Harga karet alam kembali menguat pada Kamis (29/1/2026) seiring kenaikan harga di bursa SGX–Sicom. Harga karet tercatat 189,4 sen AS per kg atau setara Rp31.514 per kg. Foto: Istimewa
AGRICOM, JAKARTA – Harga karet alam kembali mencatatkan penguatan pada perdagangan Kamis, 29 Januari 2026, seiring naiknya harga karet di bursa internasional SGX–Sicom. Pada penutupan perdagangan, harga karet tercatat di level 189,4 sen AS per kg atau setara Rp31.514 per kg, dengan kurs rupiah berada di Rp16.639 per dolar AS.
Harga ini naik Rp178 per kg dibandingkan perdagangan Rabu (28/1/2026) yang berada di level Rp31.336 per kg.
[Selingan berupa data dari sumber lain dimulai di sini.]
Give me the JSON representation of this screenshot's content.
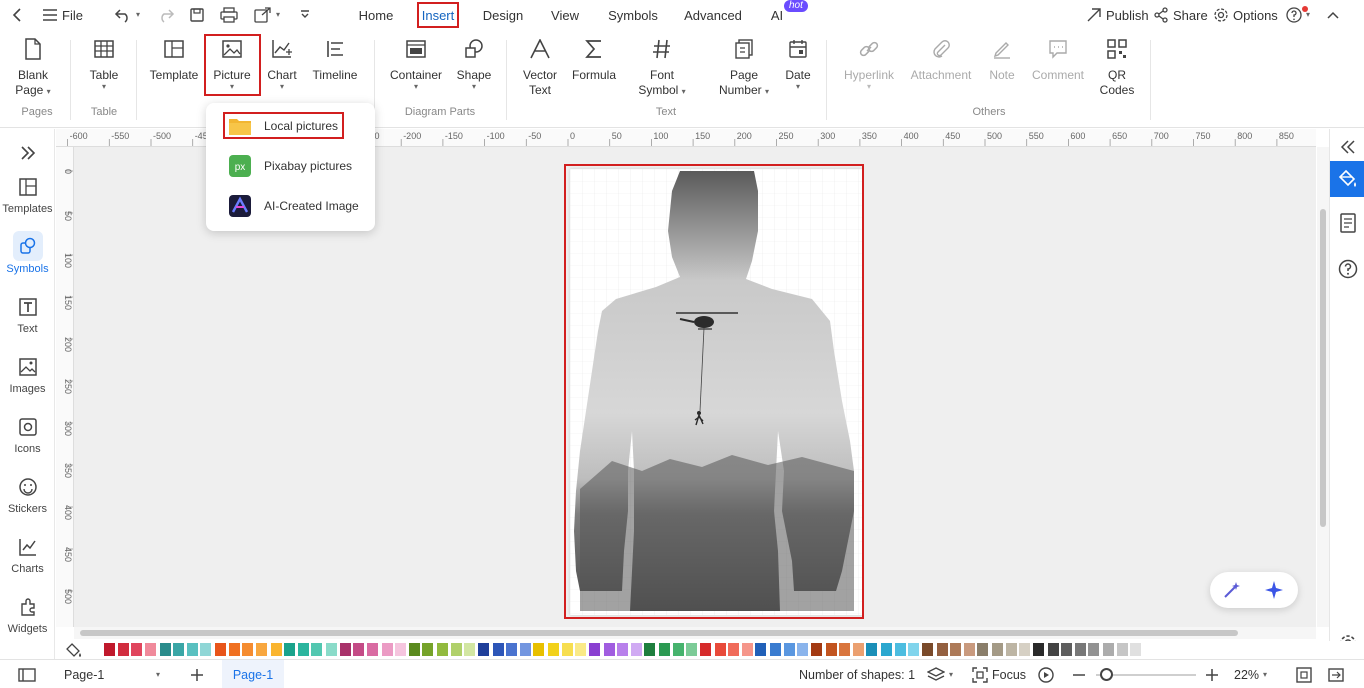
{
  "menubar": {
    "file_label": "File",
    "tabs": [
      {
        "label": "Home"
      },
      {
        "label": "Insert"
      },
      {
        "label": "Design"
      },
      {
        "label": "View"
      },
      {
        "label": "Symbols"
      },
      {
        "label": "Advanced"
      },
      {
        "label": "AI"
      }
    ],
    "hot_badge": "hot",
    "publish_label": "Publish",
    "share_label": "Share",
    "options_label": "Options"
  },
  "ribbon": {
    "blank_page": {
      "line1": "Blank",
      "line2": "Page"
    },
    "table": "Table",
    "template": "Template",
    "picture": "Picture",
    "chart": "Chart",
    "timeline": "Timeline",
    "container": "Container",
    "shape": "Shape",
    "vector_text": {
      "line1": "Vector",
      "line2": "Text"
    },
    "formula": "Formula",
    "font_symbol": {
      "line1": "Font",
      "line2": "Symbol"
    },
    "page_number": {
      "line1": "Page",
      "line2": "Number"
    },
    "date": "Date",
    "hyperlink": "Hyperlink",
    "attachment": "Attachment",
    "note": "Note",
    "comment": "Comment",
    "qr_codes": {
      "line1": "QR",
      "line2": "Codes"
    },
    "groups": {
      "pages": "Pages",
      "table": "Table",
      "diagram_parts": "Diagram Parts",
      "text": "Text",
      "others": "Others"
    }
  },
  "picture_menu": {
    "items": [
      {
        "label": "Local pictures",
        "icon": "folder-icon",
        "color": "#f7c548"
      },
      {
        "label": "Pixabay pictures",
        "icon": "pixabay-icon",
        "color": "#4caf50"
      },
      {
        "label": "AI-Created Image",
        "icon": "ai-image-icon",
        "color": "#1b1b3a"
      }
    ],
    "pixabay_glyph": "px"
  },
  "sidebar": {
    "items": [
      {
        "label": "Templates",
        "icon": "templates-icon"
      },
      {
        "label": "Symbols",
        "icon": "symbols-icon",
        "active": true
      },
      {
        "label": "Text",
        "icon": "text-icon"
      },
      {
        "label": "Images",
        "icon": "images-icon"
      },
      {
        "label": "Icons",
        "icon": "icons-icon"
      },
      {
        "label": "Stickers",
        "icon": "stickers-icon"
      },
      {
        "label": "Charts",
        "icon": "charts-icon"
      },
      {
        "label": "Widgets",
        "icon": "widgets-icon"
      }
    ]
  },
  "ruler": {
    "top_labels": [
      "-600",
      "-550",
      "-500",
      "-450",
      "-400",
      "-350",
      "-300",
      "-250",
      "-200",
      "-150",
      "-100",
      "-50",
      "0",
      "50",
      "100",
      "150",
      "200",
      "250",
      "300",
      "350",
      "400",
      "450",
      "500",
      "550",
      "600",
      "650",
      "700",
      "750",
      "800",
      "850",
      "900"
    ],
    "left_labels": [
      "0",
      "50",
      "100",
      "150",
      "200",
      "250",
      "300",
      "350",
      "400",
      "450",
      "500"
    ]
  },
  "statusbar": {
    "page_select": "Page-1",
    "active_page_tab": "Page-1",
    "shapes_count": "Number of shapes: 1",
    "focus_label": "Focus",
    "zoom": "22%"
  },
  "colors": {
    "accent": "#1a73e8",
    "highlight": "#d21f1f",
    "active_tab": "#1565c0",
    "palette": [
      "#c0192c",
      "#d12d3f",
      "#e0455d",
      "#f08a9b",
      "#2a8c8c",
      "#3aa6a6",
      "#59c0c0",
      "#8fd6d6",
      "#e8551a",
      "#f07020",
      "#f58c30",
      "#f8a73f",
      "#fab52f",
      "#1aa38c",
      "#2bb59e",
      "#52c7b0",
      "#8adbc9",
      "#a8326a",
      "#c44b86",
      "#d96ba2",
      "#eb9bc4",
      "#f5c5de",
      "#5a8a1e",
      "#76a32a",
      "#92ba3e",
      "#b0d06a",
      "#d2e6a2",
      "#1f3f9a",
      "#2d56b8",
      "#4a73cf",
      "#7396e0",
      "#e8c000",
      "#f2d11a",
      "#f7de4f",
      "#faea87",
      "#8a3fd1",
      "#a15de0",
      "#b880eb",
      "#d0aaf3",
      "#1e7f3e",
      "#2b9a52",
      "#46b36d",
      "#7ccb97",
      "#d62b2b",
      "#e84a3a",
      "#f06b5a",
      "#f5968a",
      "#2160b8",
      "#3a7cd0",
      "#5a97e0",
      "#8ab4ec",
      "#a33a12",
      "#c2541f",
      "#d9753d",
      "#eba070",
      "#1a8fb8",
      "#2ba7cf",
      "#4dbde0",
      "#80d4ec",
      "#7a4a2a",
      "#946040",
      "#ad7a58",
      "#c99a7e",
      "#8a7e6a",
      "#a49a86",
      "#bdb5a4",
      "#d6d0c4",
      "#2a2a2a",
      "#444444",
      "#5e5e5e",
      "#787878",
      "#929292",
      "#acacac",
      "#c6c6c6",
      "#e0e0e0"
    ]
  }
}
BACA JUGA: Harga Karet SGX–Sicom Rabu (28/1) Naik Rp 402 per Kg
Kenaikan lanjutan ini memperpanjang tren positif harga karet yang dalam beberapa hari terakhir bergerak menguat. Penguatan harga global serta pergerakan nilai tukar rupiah menjadi faktor utama yang mendorong penyesuaian harga di pasar domestik.
Menurut Sekjen Asosiasi Petani Karet Indonesia (Apkarindo) Sumsel, Rudi Arpian, harga karet global menutup akhir Januari dengan penguatan beruntun mencerminkan kepercayaan pasar yang kian solid setelah fase koreksi di awal bulan.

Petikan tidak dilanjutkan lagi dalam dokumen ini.